Feasibility of the bridging framework was demonstrated by blending mainstream ACE+ Multiphysics software by ESI-group with the peridynamic solver, to be called MesoEqs. A bar under tension test problem was considered. The bar was discretized into five domains: a mesh-free peridynamic domain in the center, two FEM regions at the ends of the bar, and two peridynamic partial-stress regions in-between. FEM and peridynamic simulations were performed with the elastic and elastic correspondence material models, respectively. Modeling results are presented in Figure 1.
Smooth transitions between solutions obtained using FEM, the peridynamic partial-stress approach, and the mesh-free peridynamic validated the two-tier bridging framework. As discussed above, one of the limiting factors for the adoption of peridynamic in industry is a relatively high computational cost that is 3× to 5× higher than the standard FEM computational cost. The feasibility of improving the efficiency of peridynamic modeling by separating the modeling domain into local and nonlocal regions was examined for a large-scale tensile test problem. It was determined that the coupled FEM/peridynamic modeling was 1.6× faster than the classical peridynamic simulation when the horizon was 6-times larger than the peridynamic node spacing, a typical situation for modeling systems with material damage.
High-Cycle Fatigue Modeling
Turbine blades of aircraft engines can be responsible for up to 75% of an aircraft's thrust. The high-cycle fatigue (HCF) failure of the turbine blades has traditionally been analyzed with a Goodman diagram. However, the high incidence of HCF related failures calls for new approaches such as peridynamic.
The peridynamic MesoEqs software was applied to the modeling of a turbine blade made from 7075-T651 aluminum alloy. Coefficients required for computing the remaining life in the peridynamic HCF damage model given by Equation 2 were obtained by developing an analytical fit to a strain ratio versus cycle dependence reported by Zhao and Jiang in 2008 for that alloy. The obtained fit is shown in Figure 2.
Computer Aided Design (CAD) geometry of the turbine blade like that of a Rolls-Royce Pegasus blade was obtained from GrabCAD library . Damage processes in the blade were resolved with the implicit quasistatic time integration. Temperature was prescribed as a function of height and varied from 400°C at the bottom of the blade to 500°C at the top of the blade. RPM was equal to 15,000. Time harmonic external force with lift and drag components acting on the pressure side of the blade was prescribed. This force caused deformation of the blades as shown in Figure 3.

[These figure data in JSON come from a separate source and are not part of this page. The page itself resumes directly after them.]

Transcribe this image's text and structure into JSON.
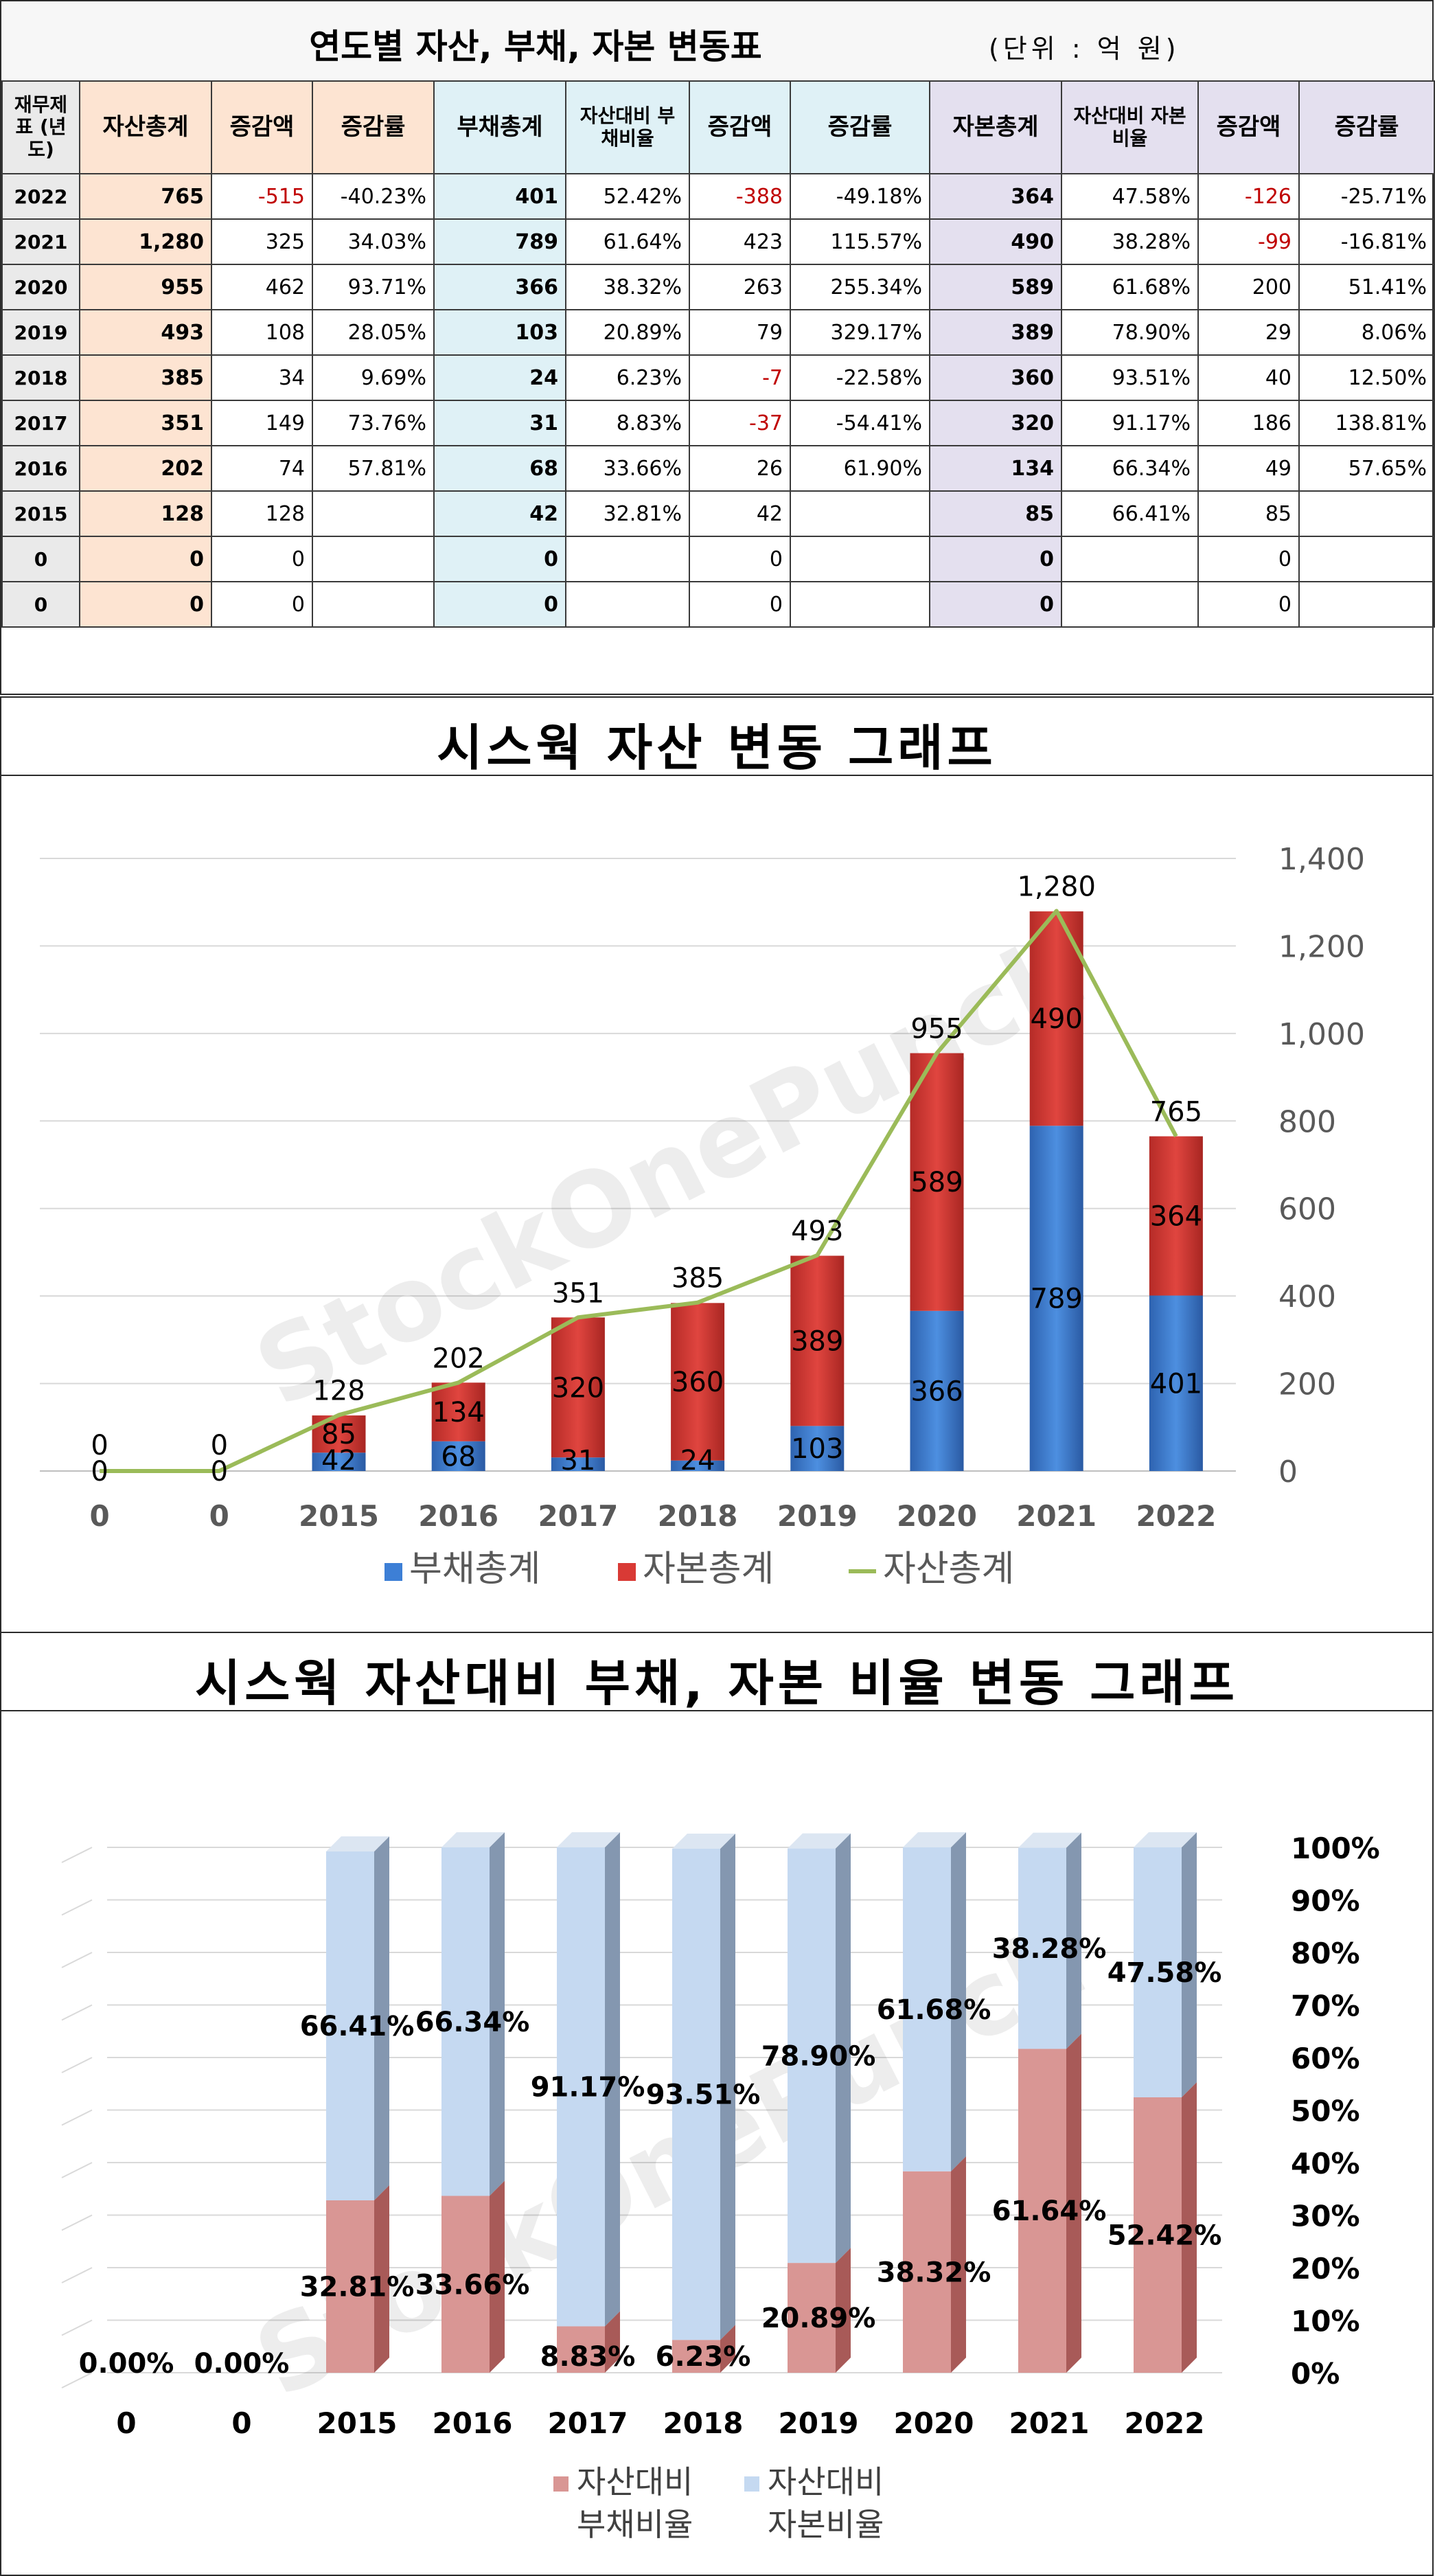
{
  "table": {
    "title": "연도별 자산, 부채, 자본 변동표",
    "unit": "(단위 : 억 원)",
    "headers": [
      "재무제표 (년도)",
      "자산총계",
      "증감액",
      "증감률",
      "부채총계",
      "자산대비 부채비율",
      "증감액",
      "증감률",
      "자본총계",
      "자산대비 자본비율",
      "증감액",
      "증감률"
    ],
    "rows": [
      {
        "year": "2022",
        "asset": "765",
        "asset_chg": "-515",
        "asset_rate": "-40.23%",
        "debt": "401",
        "debt_ratio": "52.42%",
        "debt_chg": "-388",
        "debt_rate": "-49.18%",
        "equity": "364",
        "equity_ratio": "47.58%",
        "equity_chg": "-126",
        "equity_rate": "-25.71%"
      },
      {
        "year": "2021",
        "asset": "1,280",
        "asset_chg": "325",
        "asset_rate": "34.03%",
        "debt": "789",
        "debt_ratio": "61.64%",
        "debt_chg": "423",
        "debt_rate": "115.57%",
        "equity": "490",
        "equity_ratio": "38.28%",
        "equity_chg": "-99",
        "equity_rate": "-16.81%"
      },
      {
        "year": "2020",
        "asset": "955",
        "asset_chg": "462",
        "asset_rate": "93.71%",
        "debt": "366",
        "debt_ratio": "38.32%",
        "debt_chg": "263",
        "debt_rate": "255.34%",
        "equity": "589",
        "equity_ratio": "61.68%",
        "equity_chg": "200",
        "equity_rate": "51.41%"
      },
      {
        "year": "2019",
        "asset": "493",
        "asset_chg": "108",
        "asset_rate": "28.05%",
        "debt": "103",
        "debt_ratio": "20.89%",
        "debt_chg": "79",
        "debt_rate": "329.17%",
        "equity": "389",
        "equity_ratio": "78.90%",
        "equity_chg": "29",
        "equity_rate": "8.06%"
      },
      {
        "year": "2018",
        "asset": "385",
        "asset_chg": "34",
        "asset_rate": "9.69%",
        "debt": "24",
        "debt_ratio": "6.23%",
        "debt_chg": "-7",
        "debt_rate": "-22.58%",
        "equity": "360",
        "equity_ratio": "93.51%",
        "equity_chg": "40",
        "equity_rate": "12.50%"
      },
      {
        "year": "2017",
        "asset": "351",
        "asset_chg": "149",
        "asset_rate": "73.76%",
        "debt": "31",
        "debt_ratio": "8.83%",
        "debt_chg": "-37",
        "debt_rate": "-54.41%",
        "equity": "320",
        "equity_ratio": "91.17%",
        "equity_chg": "186",
        "equity_rate": "138.81%"
      },
      {
        "year": "2016",
        "asset": "202",
        "asset_chg": "74",
        "asset_rate": "57.81%",
        "debt": "68",
        "debt_ratio": "33.66%",
        "debt_chg": "26",
        "debt_rate": "61.90%",
        "equity": "134",
        "equity_ratio": "66.34%",
        "equity_chg": "49",
        "equity_rate": "57.65%"
      },
      {
        "year": "2015",
        "asset": "128",
        "asset_chg": "128",
        "asset_rate": "",
        "debt": "42",
        "debt_ratio": "32.81%",
        "debt_chg": "42",
        "debt_rate": "",
        "equity": "85",
        "equity_ratio": "66.41%",
        "equity_chg": "85",
        "equity_rate": ""
      },
      {
        "year": "0",
        "asset": "0",
        "asset_chg": "0",
        "asset_rate": "",
        "debt": "0",
        "debt_ratio": "",
        "debt_chg": "0",
        "debt_rate": "",
        "equity": "0",
        "equity_ratio": "",
        "equity_chg": "0",
        "equity_rate": ""
      },
      {
        "year": "0",
        "asset": "0",
        "asset_chg": "0",
        "asset_rate": "",
        "debt": "0",
        "debt_ratio": "",
        "debt_chg": "0",
        "debt_rate": "",
        "equity": "0",
        "equity_ratio": "",
        "equity_chg": "0",
        "equity_rate": ""
      }
    ]
  },
  "watermark": "StockOnePunch",
  "chart_data": [
    {
      "type": "bar",
      "stacked": true,
      "title": "시스웍 자산 변동 그래프",
      "categories": [
        "0",
        "0",
        "2015",
        "2016",
        "2017",
        "2018",
        "2019",
        "2020",
        "2021",
        "2022"
      ],
      "series": [
        {
          "name": "부채총계",
          "kind": "bar",
          "color": "#3d7fd6",
          "values": [
            0,
            0,
            42,
            68,
            31,
            24,
            103,
            366,
            789,
            401
          ]
        },
        {
          "name": "자본총계",
          "kind": "bar",
          "color": "#d93a35",
          "values": [
            0,
            0,
            85,
            134,
            320,
            360,
            389,
            589,
            490,
            364
          ]
        },
        {
          "name": "자산총계",
          "kind": "line",
          "color": "#9bbb59",
          "values": [
            0,
            0,
            128,
            202,
            351,
            385,
            493,
            955,
            1280,
            765
          ]
        }
      ],
      "total_labels": [
        "0",
        "0",
        "128",
        "202",
        "351",
        "385",
        "493",
        "955",
        "1,280",
        "765"
      ],
      "debt_labels": [
        "0",
        "0",
        "42",
        "68",
        "31",
        "24",
        "103",
        "366",
        "789",
        "401"
      ],
      "equity_labels": [
        "",
        "",
        "85",
        "134",
        "320",
        "360",
        "389",
        "589",
        "490",
        "364"
      ],
      "yticks": [
        "0",
        "200",
        "400",
        "600",
        "800",
        "1,000",
        "1,200",
        "1,400"
      ],
      "ylim": [
        0,
        1400
      ],
      "y_axis_side": "right",
      "grid": true,
      "legend": "bottom"
    },
    {
      "type": "bar",
      "stacked": true,
      "percent": true,
      "title": "시스웍 자산대비 부채, 자본 비율 변동 그래프",
      "categories": [
        "0",
        "0",
        "2015",
        "2016",
        "2017",
        "2018",
        "2019",
        "2020",
        "2021",
        "2022"
      ],
      "series": [
        {
          "name": "자산대비 부채비율",
          "color": "#d99694",
          "values": [
            0,
            0,
            32.81,
            33.66,
            8.83,
            6.23,
            20.89,
            38.32,
            61.64,
            52.42
          ]
        },
        {
          "name": "자산대비 자본비율",
          "color": "#c5d9f1",
          "values": [
            0,
            0,
            66.41,
            66.34,
            91.17,
            93.51,
            78.9,
            61.68,
            38.28,
            47.58
          ]
        }
      ],
      "debt_labels": [
        "0.00%",
        "0.00%",
        "32.81%",
        "33.66%",
        "8.83%",
        "6.23%",
        "20.89%",
        "38.32%",
        "61.64%",
        "52.42%"
      ],
      "equity_labels": [
        "",
        "",
        "66.41%",
        "66.34%",
        "91.17%",
        "93.51%",
        "78.90%",
        "61.68%",
        "38.28%",
        "47.58%"
      ],
      "yticks": [
        "0%",
        "10%",
        "20%",
        "30%",
        "40%",
        "50%",
        "60%",
        "70%",
        "80%",
        "90%",
        "100%"
      ],
      "ylim": [
        0,
        100
      ],
      "y_axis_side": "right",
      "grid": true,
      "legend": "bottom",
      "legend_lines": [
        [
          "자산대비",
          "부채비율"
        ],
        [
          "자산대비",
          "자본비율"
        ]
      ]
    }
  ]
}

The displacement increases with height and peaks at the top free surface of the blade. Its peak rises with the number of cycles. The damage resulting from fatigue of the blade had a strong dependence on the number of cycles, as illustrated in Figure 3. The damage peak at the bottom of the trailing edge of the blade indicates the location of potential crack initiation.
Conclusions
The computer-aided engineering industry has been slow to adopt the peridynamic method because of some unfavorable factors, including a lack of integration with mainstream FEM software, a relatively high computational cost, and a scarcity of demonstration for engineering applications. Recent scientific advances provide new opportunities to use the peridynamic method only in regions susceptible to material failure while using the FEM approach elsewhere.